You can control a variety of options from the command line. For example:

uv run inspect eval src/lab_bench_2/lab_bench_2.py@lab_bench_2 --limit 10
uv run inspect eval src/lab_bench_2/lab_bench_2.py@lab_bench_2 --max-connections 10
uv run inspect eval src/lab_bench_2/lab_bench_2.py@lab_bench_2 --temperature 0.5

See uv run inspect eval --help for all available options.

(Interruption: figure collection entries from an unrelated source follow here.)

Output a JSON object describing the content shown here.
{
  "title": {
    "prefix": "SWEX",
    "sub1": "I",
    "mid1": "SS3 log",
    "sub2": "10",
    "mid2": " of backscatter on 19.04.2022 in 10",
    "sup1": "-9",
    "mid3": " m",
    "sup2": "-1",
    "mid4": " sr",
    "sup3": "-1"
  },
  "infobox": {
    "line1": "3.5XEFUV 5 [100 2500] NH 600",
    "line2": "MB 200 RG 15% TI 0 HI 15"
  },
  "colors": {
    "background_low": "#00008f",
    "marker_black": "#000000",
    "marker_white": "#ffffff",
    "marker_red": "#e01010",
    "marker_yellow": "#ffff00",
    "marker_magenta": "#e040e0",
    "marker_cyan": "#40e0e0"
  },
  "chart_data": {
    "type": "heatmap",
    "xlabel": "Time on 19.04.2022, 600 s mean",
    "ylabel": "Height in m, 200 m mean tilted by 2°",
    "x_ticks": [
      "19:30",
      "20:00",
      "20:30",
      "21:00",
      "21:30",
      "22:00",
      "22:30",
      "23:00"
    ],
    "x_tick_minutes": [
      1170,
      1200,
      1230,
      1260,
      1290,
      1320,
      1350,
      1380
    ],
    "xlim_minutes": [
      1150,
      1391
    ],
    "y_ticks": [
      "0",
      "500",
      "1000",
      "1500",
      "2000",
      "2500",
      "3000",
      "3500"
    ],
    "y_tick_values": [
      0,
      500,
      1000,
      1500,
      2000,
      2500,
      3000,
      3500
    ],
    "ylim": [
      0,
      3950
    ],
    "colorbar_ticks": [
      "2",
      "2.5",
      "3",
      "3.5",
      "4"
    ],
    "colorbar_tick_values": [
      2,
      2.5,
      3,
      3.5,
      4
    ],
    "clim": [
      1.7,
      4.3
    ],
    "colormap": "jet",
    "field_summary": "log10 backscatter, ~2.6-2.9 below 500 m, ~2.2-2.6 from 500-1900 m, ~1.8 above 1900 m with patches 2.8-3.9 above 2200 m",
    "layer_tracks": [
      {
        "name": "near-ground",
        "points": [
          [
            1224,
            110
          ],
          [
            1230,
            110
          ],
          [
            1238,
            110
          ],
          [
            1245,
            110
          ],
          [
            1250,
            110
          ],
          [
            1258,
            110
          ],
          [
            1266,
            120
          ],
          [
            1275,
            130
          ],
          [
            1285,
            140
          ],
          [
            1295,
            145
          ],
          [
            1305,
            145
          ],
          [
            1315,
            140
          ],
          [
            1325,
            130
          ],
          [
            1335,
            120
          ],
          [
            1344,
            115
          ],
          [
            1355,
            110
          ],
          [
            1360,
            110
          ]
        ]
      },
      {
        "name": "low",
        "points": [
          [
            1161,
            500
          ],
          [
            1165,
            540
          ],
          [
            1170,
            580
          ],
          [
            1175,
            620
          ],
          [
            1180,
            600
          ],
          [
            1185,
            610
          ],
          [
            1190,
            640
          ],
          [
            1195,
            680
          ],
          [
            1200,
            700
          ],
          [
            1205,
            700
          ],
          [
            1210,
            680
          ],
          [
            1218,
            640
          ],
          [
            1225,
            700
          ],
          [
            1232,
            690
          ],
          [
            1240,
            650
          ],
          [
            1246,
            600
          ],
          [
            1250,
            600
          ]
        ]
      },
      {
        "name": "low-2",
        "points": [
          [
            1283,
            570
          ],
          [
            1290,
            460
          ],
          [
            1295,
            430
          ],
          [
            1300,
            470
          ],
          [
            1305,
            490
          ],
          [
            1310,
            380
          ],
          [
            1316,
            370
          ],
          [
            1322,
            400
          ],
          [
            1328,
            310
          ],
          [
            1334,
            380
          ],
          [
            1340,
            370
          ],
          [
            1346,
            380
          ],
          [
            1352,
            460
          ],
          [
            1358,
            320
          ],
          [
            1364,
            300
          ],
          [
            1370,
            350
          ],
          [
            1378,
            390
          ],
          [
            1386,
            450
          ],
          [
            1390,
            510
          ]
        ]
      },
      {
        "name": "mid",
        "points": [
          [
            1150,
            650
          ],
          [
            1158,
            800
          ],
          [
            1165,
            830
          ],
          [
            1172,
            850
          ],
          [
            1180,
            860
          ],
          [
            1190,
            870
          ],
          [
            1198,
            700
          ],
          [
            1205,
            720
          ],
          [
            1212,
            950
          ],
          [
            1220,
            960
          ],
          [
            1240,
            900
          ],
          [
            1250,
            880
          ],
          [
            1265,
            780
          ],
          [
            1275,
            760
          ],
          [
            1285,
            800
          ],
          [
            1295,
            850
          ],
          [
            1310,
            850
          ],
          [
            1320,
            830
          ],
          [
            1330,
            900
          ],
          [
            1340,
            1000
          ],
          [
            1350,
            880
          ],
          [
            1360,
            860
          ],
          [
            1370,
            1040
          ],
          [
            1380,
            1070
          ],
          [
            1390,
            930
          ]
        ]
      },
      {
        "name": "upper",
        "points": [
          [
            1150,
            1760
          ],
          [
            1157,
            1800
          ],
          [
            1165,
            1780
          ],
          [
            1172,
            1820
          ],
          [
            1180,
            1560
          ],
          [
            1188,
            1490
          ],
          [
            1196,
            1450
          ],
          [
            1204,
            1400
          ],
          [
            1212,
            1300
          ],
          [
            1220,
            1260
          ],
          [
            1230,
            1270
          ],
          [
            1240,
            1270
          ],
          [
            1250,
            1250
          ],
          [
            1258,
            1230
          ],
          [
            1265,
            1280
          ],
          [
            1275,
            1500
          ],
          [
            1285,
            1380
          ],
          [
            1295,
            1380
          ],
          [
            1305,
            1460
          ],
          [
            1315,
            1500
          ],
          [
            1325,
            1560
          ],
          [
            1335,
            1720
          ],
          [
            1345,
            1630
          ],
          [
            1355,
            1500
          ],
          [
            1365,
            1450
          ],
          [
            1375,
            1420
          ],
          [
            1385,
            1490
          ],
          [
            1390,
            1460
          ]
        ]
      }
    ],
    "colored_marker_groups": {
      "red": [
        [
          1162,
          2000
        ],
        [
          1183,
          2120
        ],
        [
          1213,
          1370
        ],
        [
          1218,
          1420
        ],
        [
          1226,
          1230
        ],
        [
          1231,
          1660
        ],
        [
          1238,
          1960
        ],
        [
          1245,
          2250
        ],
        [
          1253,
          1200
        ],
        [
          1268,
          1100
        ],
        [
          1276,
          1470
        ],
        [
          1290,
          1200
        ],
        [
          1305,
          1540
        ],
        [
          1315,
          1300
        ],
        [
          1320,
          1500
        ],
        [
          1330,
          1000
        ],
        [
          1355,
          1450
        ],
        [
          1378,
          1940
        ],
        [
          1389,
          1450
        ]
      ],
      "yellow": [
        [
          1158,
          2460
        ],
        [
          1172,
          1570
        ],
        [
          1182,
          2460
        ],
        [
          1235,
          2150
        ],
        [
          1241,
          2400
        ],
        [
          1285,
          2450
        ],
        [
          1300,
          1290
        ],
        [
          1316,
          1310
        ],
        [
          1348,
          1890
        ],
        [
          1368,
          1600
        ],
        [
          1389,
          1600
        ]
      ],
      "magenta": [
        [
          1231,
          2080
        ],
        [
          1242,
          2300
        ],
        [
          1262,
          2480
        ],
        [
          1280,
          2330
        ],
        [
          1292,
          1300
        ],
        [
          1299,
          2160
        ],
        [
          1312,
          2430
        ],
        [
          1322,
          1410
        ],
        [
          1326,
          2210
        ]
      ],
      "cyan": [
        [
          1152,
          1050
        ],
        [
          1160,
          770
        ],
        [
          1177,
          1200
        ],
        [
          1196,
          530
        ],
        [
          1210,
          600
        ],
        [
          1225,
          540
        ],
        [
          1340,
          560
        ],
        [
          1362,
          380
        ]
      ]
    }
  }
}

More command-line options: Inspect docs ↗

Evaluation Report

Timestamp: June 2026

Commit: 25113ef Version: 1-A

uv run inspect eval lab_bench_2 -T tags=<tag> -T mode=<mode> -T solver=<solver> --model openai/gpt-5.2

Model	Provider	Paper Acc	Accuracy	Stderr	Time
openai/gpt-5.2 (litqa3 · tools)	OpenAI	0.815	0.799	0.032	9m59s
openai/gpt-5.2 (dbqa2 · bare)	OpenAI	0.070	0.058	0.025	1m51s
openai/gpt-5.2 (cloning · inject · tools)	OpenAI	0.286	0.286	0.125	1h41m39s
openai/gpt-5.2 (figqa2-img · file · bare)	OpenAI	0.564	0.525	0.050	1m10s
openai/gpt-5.2 (seqqa2 · retrieve · bare)	OpenAI	0.095	0.115	0.023	2m31s
openai/gpt-5.2 (protocolqa2 · file · agentic)	OpenAI	0.416	0.447	0.045	6m18s

Notes:

Model under test: openai/gpt-5.2. LLM-judge tags (litqa3, dbqa2, figqa2-img, protocolqa2) are graded by anthropic/claude-sonnet-4-5; deterministic tags (seqqa2, cloning) use a deterministic scorer.
The paper_acc column is the reference accuracy from the original LAB-Bench 2 report, matched per row to the nearest paper run configuration. Each row runs its full set of mode-compatible samples.
Grader refusals are excluded as unscored rather than counted wrong: litqa3 accuracy/stderr are over 159 of 168 scored samples; protocolqa2 over 123 of 125. cloning’s low score is partly a refusal artifact — the model declined ~40% of the 14-question set on biosecurity grounds.
Dataset: EdisonScientific/labbench2, split train, pinned to revision 27d12d72af24e3f70db8a99df63e567366cbdb80. @tools,high rows use –reasoning-effort high.